My husband and I just got back to Houston from a family visit in Montreal, Canada. I love that city. From the bilingual element and temperamental weather, to the decidedly young population living among beautiful old buildings. Montreal has a whole lot to offer.
We generally go twice a year to visit my in-laws, staying on average about one to two weeks at a time. In between the good ol’ family bonding, we usually squeeze in an awesome activity here and there. From learning how to snow board at the nearby resort of Mont Tremblant, train rides to Quebec City, and of course plenty of Cirque du Soleil performances: all barely scratching the surface!
This time around, our visit happened to coincide with one of the coldest winter weeks Montreal has seen in a very long time. With temperatures ranging from -30C to -10C (-22F to 14F) we were perfectly happy to spend most nights bundled up at home introducing my in-laws to the power and wonder of instant streaming on Netflix.
With my father-in-law approaching his mid-70s and my mother-in-law suffering from high cholesterol and diabetes, it wasn’t just the cold that kept us inside this time around. We went to stay with them expecting this trip to be a bit more low-key than usual. This time around, it was a vacation for the soul, of rest, and home cooked meals. And sometimes that’s just perfectly fine.
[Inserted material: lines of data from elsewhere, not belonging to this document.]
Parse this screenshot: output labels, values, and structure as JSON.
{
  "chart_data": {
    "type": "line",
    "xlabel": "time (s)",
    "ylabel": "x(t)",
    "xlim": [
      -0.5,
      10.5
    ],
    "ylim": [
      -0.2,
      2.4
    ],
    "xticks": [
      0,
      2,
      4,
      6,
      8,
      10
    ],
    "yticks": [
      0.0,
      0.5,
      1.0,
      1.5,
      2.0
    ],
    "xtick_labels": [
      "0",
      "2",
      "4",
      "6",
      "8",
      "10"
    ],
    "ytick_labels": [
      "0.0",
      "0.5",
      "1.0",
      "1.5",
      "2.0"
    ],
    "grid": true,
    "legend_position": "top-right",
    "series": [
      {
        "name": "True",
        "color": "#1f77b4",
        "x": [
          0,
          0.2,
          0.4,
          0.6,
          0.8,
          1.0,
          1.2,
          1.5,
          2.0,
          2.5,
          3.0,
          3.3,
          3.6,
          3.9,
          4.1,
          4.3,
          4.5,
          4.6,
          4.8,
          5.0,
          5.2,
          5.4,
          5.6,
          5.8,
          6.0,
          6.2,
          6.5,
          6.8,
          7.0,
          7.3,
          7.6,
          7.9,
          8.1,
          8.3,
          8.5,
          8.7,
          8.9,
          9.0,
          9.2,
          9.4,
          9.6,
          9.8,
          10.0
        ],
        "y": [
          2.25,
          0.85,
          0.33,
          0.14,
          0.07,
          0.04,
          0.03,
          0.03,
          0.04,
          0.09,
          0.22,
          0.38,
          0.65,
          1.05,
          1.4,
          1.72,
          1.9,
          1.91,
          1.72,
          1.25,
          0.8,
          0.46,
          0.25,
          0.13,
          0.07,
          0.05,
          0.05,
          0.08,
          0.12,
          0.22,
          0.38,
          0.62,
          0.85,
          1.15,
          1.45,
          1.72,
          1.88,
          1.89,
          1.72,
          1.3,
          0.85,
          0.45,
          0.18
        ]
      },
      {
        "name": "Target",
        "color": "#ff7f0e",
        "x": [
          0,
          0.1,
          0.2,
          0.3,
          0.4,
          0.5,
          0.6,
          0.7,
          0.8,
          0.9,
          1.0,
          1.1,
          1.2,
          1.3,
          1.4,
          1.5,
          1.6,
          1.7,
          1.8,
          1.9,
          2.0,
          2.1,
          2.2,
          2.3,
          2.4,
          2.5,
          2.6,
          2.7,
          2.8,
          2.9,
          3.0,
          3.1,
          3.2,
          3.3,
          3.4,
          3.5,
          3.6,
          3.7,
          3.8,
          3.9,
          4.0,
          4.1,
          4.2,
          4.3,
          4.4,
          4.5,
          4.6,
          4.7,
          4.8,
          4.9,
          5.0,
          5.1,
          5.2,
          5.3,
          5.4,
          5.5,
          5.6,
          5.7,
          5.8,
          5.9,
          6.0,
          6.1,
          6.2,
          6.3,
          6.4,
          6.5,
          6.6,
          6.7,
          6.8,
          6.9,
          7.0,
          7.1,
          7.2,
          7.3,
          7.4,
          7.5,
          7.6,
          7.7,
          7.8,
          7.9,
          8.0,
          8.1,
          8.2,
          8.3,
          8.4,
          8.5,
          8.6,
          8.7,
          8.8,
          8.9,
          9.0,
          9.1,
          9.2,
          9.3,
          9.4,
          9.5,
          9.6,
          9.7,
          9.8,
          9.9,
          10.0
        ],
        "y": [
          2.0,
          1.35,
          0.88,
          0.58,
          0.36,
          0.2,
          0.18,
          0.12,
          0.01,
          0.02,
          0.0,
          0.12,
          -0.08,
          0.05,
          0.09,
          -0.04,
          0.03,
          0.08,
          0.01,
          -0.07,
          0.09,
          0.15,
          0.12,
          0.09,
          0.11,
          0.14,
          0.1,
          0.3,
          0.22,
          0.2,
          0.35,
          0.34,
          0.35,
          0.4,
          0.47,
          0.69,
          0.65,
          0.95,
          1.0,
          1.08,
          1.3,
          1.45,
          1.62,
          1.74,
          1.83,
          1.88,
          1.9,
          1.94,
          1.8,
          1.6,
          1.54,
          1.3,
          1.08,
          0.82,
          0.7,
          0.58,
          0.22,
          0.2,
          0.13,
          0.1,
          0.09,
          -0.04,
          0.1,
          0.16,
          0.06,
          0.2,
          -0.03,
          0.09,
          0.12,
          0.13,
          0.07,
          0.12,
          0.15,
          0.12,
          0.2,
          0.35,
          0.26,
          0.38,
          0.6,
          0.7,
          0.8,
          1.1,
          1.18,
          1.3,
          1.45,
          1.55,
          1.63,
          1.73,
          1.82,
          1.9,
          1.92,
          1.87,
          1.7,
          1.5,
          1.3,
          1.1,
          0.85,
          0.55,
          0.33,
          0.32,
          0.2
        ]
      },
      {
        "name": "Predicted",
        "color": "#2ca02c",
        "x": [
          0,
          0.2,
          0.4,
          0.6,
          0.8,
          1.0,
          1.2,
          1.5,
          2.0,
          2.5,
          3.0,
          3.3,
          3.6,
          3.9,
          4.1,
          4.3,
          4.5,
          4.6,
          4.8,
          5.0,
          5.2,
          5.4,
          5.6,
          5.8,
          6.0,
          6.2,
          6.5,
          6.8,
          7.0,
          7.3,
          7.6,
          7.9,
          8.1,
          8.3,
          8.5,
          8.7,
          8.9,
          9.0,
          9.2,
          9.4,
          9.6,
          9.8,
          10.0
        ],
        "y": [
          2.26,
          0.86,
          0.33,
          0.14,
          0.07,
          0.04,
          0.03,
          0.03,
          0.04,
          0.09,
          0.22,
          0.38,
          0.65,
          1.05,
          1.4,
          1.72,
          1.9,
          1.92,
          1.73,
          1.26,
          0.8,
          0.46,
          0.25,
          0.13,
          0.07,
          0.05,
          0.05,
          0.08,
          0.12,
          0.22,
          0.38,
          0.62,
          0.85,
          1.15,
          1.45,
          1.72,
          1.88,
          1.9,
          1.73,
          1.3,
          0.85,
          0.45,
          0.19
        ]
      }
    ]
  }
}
You see, my husband is really one of the good ones, the kind that doesn’t come around too often. He is the kind of son that grew up realizing his parents were his best friends. The kind who finds joy and content in helping them program different gadgets around the house and taking them to doctor appointments. The kind whose heart literally breaks when he has to leave his parents alone in a frosty city.
So if I can play a small part in making our week together more enjoyable, that’s what I’ll do. Because that’s love.
So to my husband: what’s yours is mine. Your joy is mine, your heartbreak is mine.